So does meat eating help cause climate change and environmental degradation?

March 25, 2018

meat eating

 

I took an Earth Science class a year ago with intentions of getting a liberal studies degree at the community college (in addition to the Bachelors in communication/journalism I already had).  My family had been egging me to take it because we’re kind of an outdoorsy family and I thought it would be good for me.  I took it for credit, as opposed auditing it.

It was so hard.  There was either a quiz or test every week, it met 6 hours a week, there were labs with people I found it hard to work with, but I made out with a B in the end, so obviously I did something right.  And funny thing is, I miss it now.  I’m taking modern art history now at the same community college, and there’s no talking really because it’s kind of a lecture course, and I just miss the come what may attitude of Earth Science.  And I like to think I love art history waaaay more than Earth Science.

But anyway, near the end of class we had to do an oral presentation with a group presenting a hypothesis and proving some kind of scientific fact.  Since my group didn’t seem to care, I picked, “How Meat Eating Causes Climate Change and Environmental Degradation,”  since I feel like I kind of have grown up with that mantra.  More than half the other groups picked how climate change causes something, like glaciers melting, coral reefs eroding, etc…  So I thought our’s would be a different spin on the most controversial science of our time.

I basically just picked facts from articles that seemed commonplace, but it was rather hard to find the facts that eating meat does in fact cause climate change and environmental degradation.  I bet that is probably more controversial than the climate change mantra.

When I started getting into cooking, it was always in the back of my mind not to eat too much meat, because my Mom has been a vegetarian for 20+ years and is an environmentalist on top of that.  My Mom is someone everyone seems to hold on a pedestal.  Although I have tried mightily to give up meat, I have to do with eating vegetarian most of the time, as opposed to 24/7.  But having to still live with my parents, I am most readily aware of the vegetarian dishes my Mom makes seemingly every day.

Anyway, I did most of the research for the oral presentation, mostly because articles about the subjects were hard to find and having this blog, it gave me some overview of what I needed to look for.

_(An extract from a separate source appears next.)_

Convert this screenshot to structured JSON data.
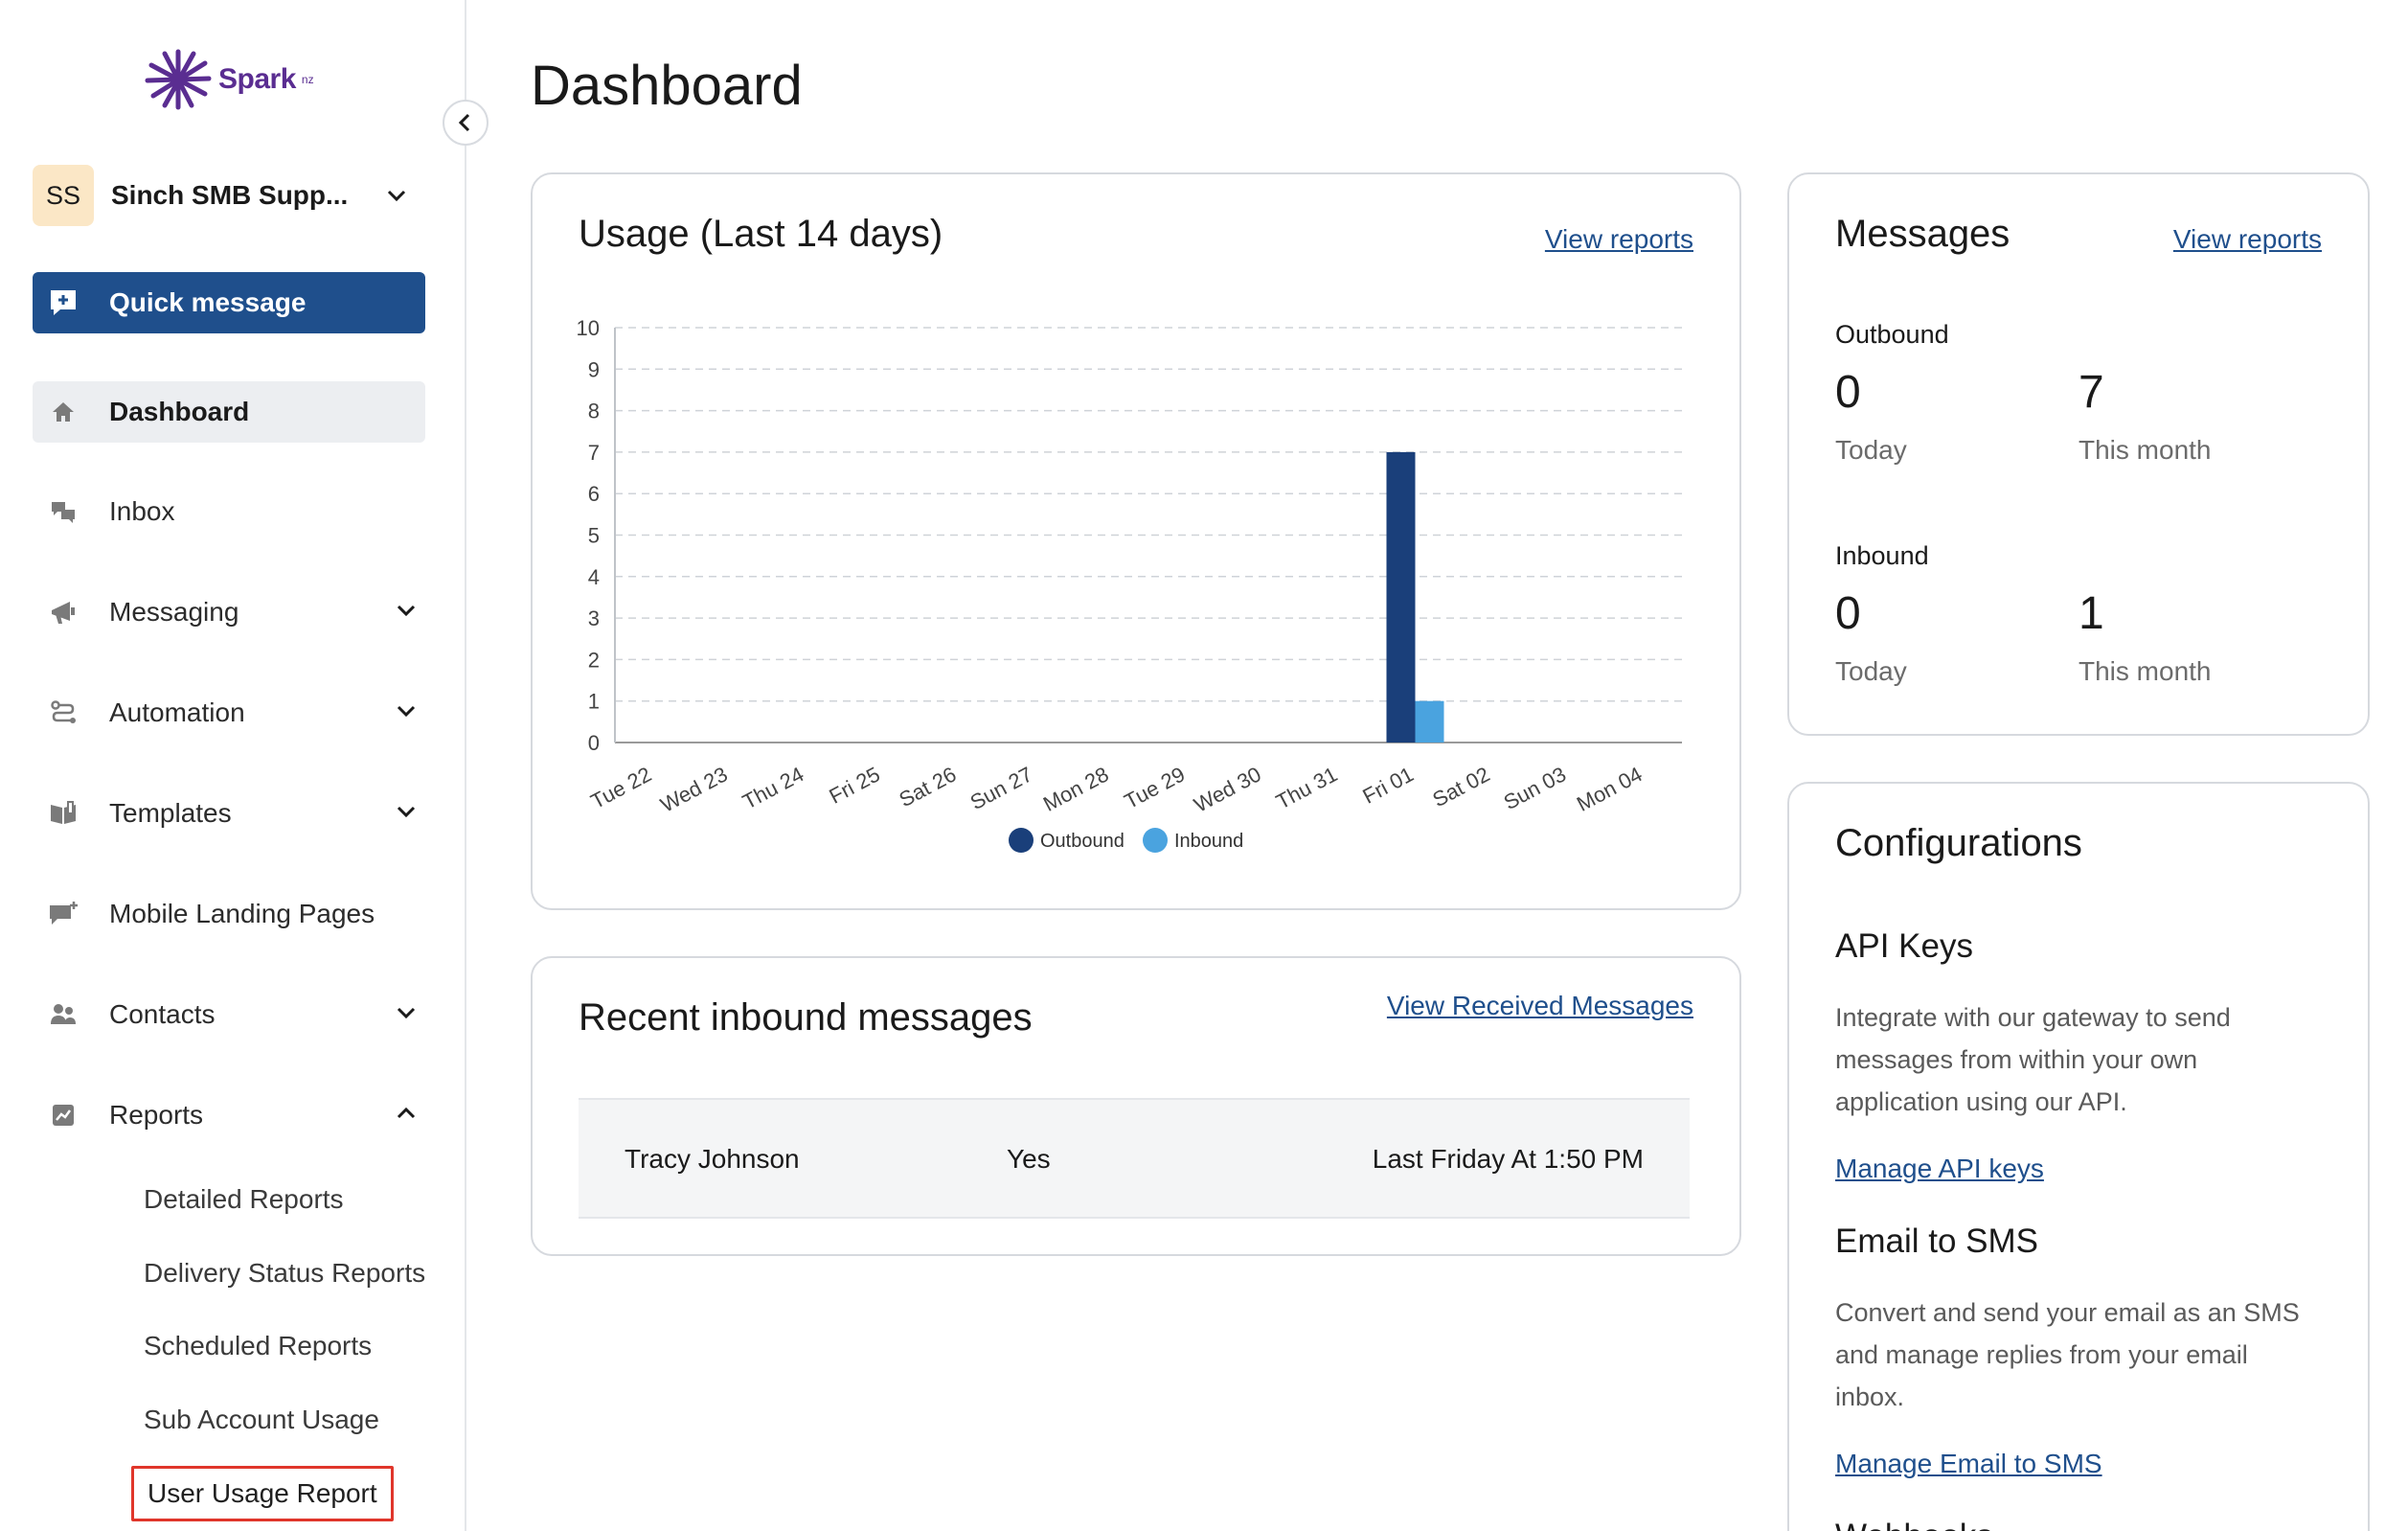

The oral presentation mainly consisted of the depressing aspects of environmental degradation everyone probably reads or hears about from news sites, classes, TV, etc…  Obviously it was stuff people had heard before, because as my partners read the facts, they would erupt into laughing fits.  I tried to maintain some sanity by using my many years of comedy training to combat the comedy routine.  My years of reading food books came in handy, as I got to intersperse the boring facts with more enlightening ones.

I honestly sounded like I knew what I was talking about I think, and really got into it to some degree; or maybe I just hate seeing meat eating effects turn into a joke.

Anyway, I got a couple questions, one of which was how are the people who still raise animals on the land, as opposed to the factory.  I said that they have a relationship with the animals and I thought they might get backlash for their humane practices.  We got a B.